Despot and Diplomat

With his assessments of Kim Jong Un's leadership and North Korea's economic potential, Donald Trump has abandoned any claim that the US has higher values to promote. If his approach to peace works, it will only show the diplomacy that will follow. [...]
With his assessments of Kim Jong Un's leadership and North Korea's economic potential, Donald Trump has abandoned any claim that the US has higher values to promote. If his approach to peace will work, it will only show the resulting diplomacy
In 2005, when I was chief US negotiator in the six-way talks on the North Korean nuclear programme, I saw instructions for my first meeting, a banquet organised by the Chinese that included a Korean delegation. If there were toasts (not uncommon at Chinese banquets), I should not join. It seems that I was expected to sit down, without touching the glass, staring at it with their hands crucified, waiting for others to lower their glasses. Later, when I first visited North Korea, I was instructed not to smile at my hosts. Looks like I was just supposed to offer angry looks.
Donald Trump clearly modified those instructions. In fact, with his endless assessment of Kim Jong's leadership, his improvised and clumsy greeting to one of Kim's generals and his embrace of what Koreans do (particularly the potential for beach construction), Trump has given up every claim that the US promotes a broader set of values. But while Trump may have gone too far, the idea that the American delegation should sit down with intact glasses during a toast also represents a wrong tone.
In September 1995, during the last month of the Bosnian war, the US delegation for peace talks, headed by Assistant Secretary of State Richard Holbrooke, arrived in Belgrade for talks with Serbia's dictator Slobodan Milosevic. According to Milosevic, he could not force Bosnian Serbs to withdraw heavy weapons and abandon Sarajevo's bloody four-year siege. He urged Holbrooke to meet with Bosnian Serb leaders Radovan Karadzic and Ratko Mladic, both later convicted of war crimes. Holbrooke asked where they were. “There in that cottage,” responded to Milosevic. “Tei call?”
Holbrooke gathered us all in a hurry to discuss it. Should we meet? “If so, should I give you a hand?” Thinking of hundreds of thousands of Sarajevo citizens many of whom were killed and those facing hunger as a result of the siege I answered, “Give my hand and close this thing and go home” We did. The siege of Sarajevo was removed the next day.
Whether it helps or not, giving of hand, on the other hand, negotiating by showing someone the fist has resulted in little success. During the Winter Olympics in Pyongchang in South Korea, Zv. President Mike Pence was expected to meet with the Korean delegation. Perhaps to cover his back at home, Pence spoke somewhat harshly before the meeting. The Koreans canceled it, as in saying what meaning would the meeting have?
During my period of six-way talks, I have avoided involvement in criticism of North Korea. I knew that soon every week I would have to meet again, and as a critical show helped me in Washington, there would be no cooperation on the ground, thus risking the end of North Korea's nuclear program. There's a big difference between speaking harshly on television and meeting the Koreans. Direct diplomacy is a serious tool for a serious purpose. Maintaining position from a distance is not part of it.
Sometimes body language is difficult to understand. As the US ambassador to Iraq, the instructions I received from Washington rarely came with some preliminary sense of responsibility for the outcome. I was told that my work included helping the Iraqi opposition remove then Prime Minister Nuri al-Maliki. American officials at meetings in Washington behaved sharply, like high school athletes in the dressing rooms that played the closets before a big game. But when they came to the field and met Malik, they gave him no reason to believe that they loved evil.

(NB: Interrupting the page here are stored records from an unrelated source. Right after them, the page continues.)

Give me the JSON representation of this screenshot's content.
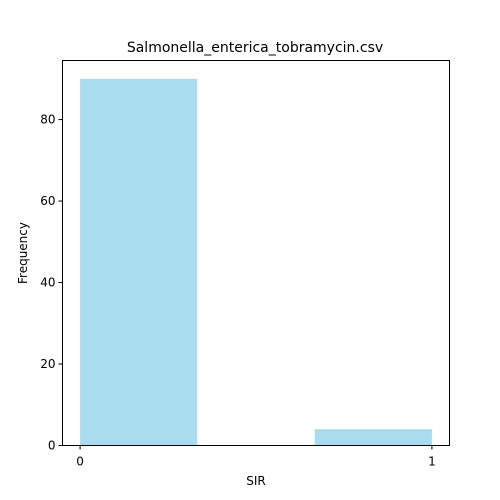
{
  "chart_data": {
    "type": "bar",
    "title": "Salmonella_enterica_tobramycin.csv",
    "xlabel": "SIR",
    "ylabel": "Frequency",
    "bins": [
      {
        "start": 0.0,
        "end": 0.333,
        "value": 90
      },
      {
        "start": 0.333,
        "end": 0.667,
        "value": 0
      },
      {
        "start": 0.667,
        "end": 1.0,
        "value": 4
      }
    ],
    "xlim": [
      -0.05,
      1.05
    ],
    "ylim": [
      0,
      94.5
    ],
    "xticks": [
      0,
      1
    ],
    "yticks": [
      0,
      20,
      40,
      60,
      80
    ],
    "bar_color": "#a8dcee",
    "grid": false
  }
}
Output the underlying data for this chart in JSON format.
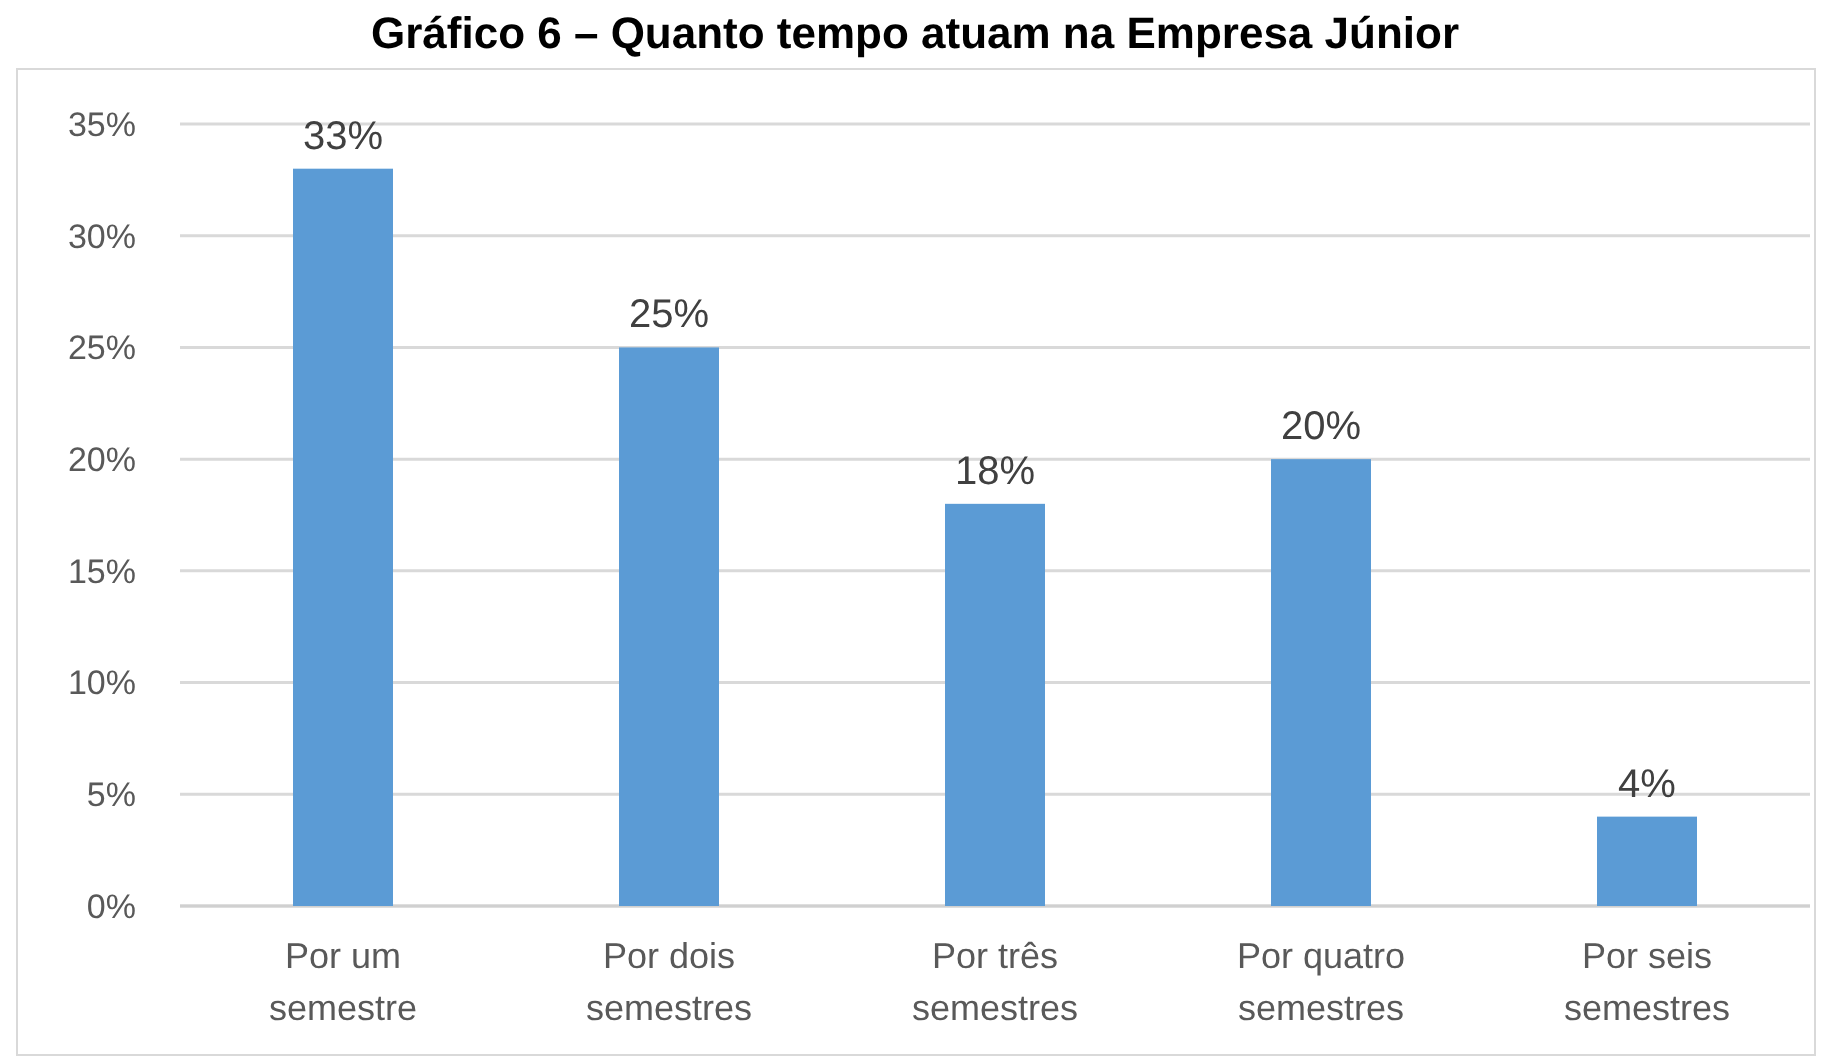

I stayed at such meetings, watching Malik see me, asking why I had previously warned him of lowering the patience of the US government with his autocratic rule and severe consequences. Meanwhile, visitors from Washington took a delicate attitude, the shades of which Malik would understand only by means of some escape device.
Any diplomat should have intentions in a negotiations on behalf of his or her country, which means it should be clear about the final outcome and the best way to achieve it. In Singapore, the issue was the North Korean nuclear programme. Nothing else mattered.
Time will tell if the Koreans have the same effect on Trump as he does on them. Kim gave very little and was likely stunned when, for the first time, an American president took to support North Korea's alleged anxiety about joint US-Core military exercises (that the Koreans can defend). It was a huge drop that was to be taken in reserve in one way or another. More broadly, a framework for peace and security involving all parties directly affected - South Korea, Japan, Russia and China - must be designed.
Similarly, the history of North Korea's human rights, one of the worst, should be treated in the future perhaps, as I signalled in the six-way talks, as a component of ongoing diplomatic relations. For now, however, the North Korean nuclear programme must be at the top of the agenda.
If Trump's approach will work with North Korea it will depend on diplomacy following the Singapore summit. The ball is yours, Secretary of State Mike Pompeii.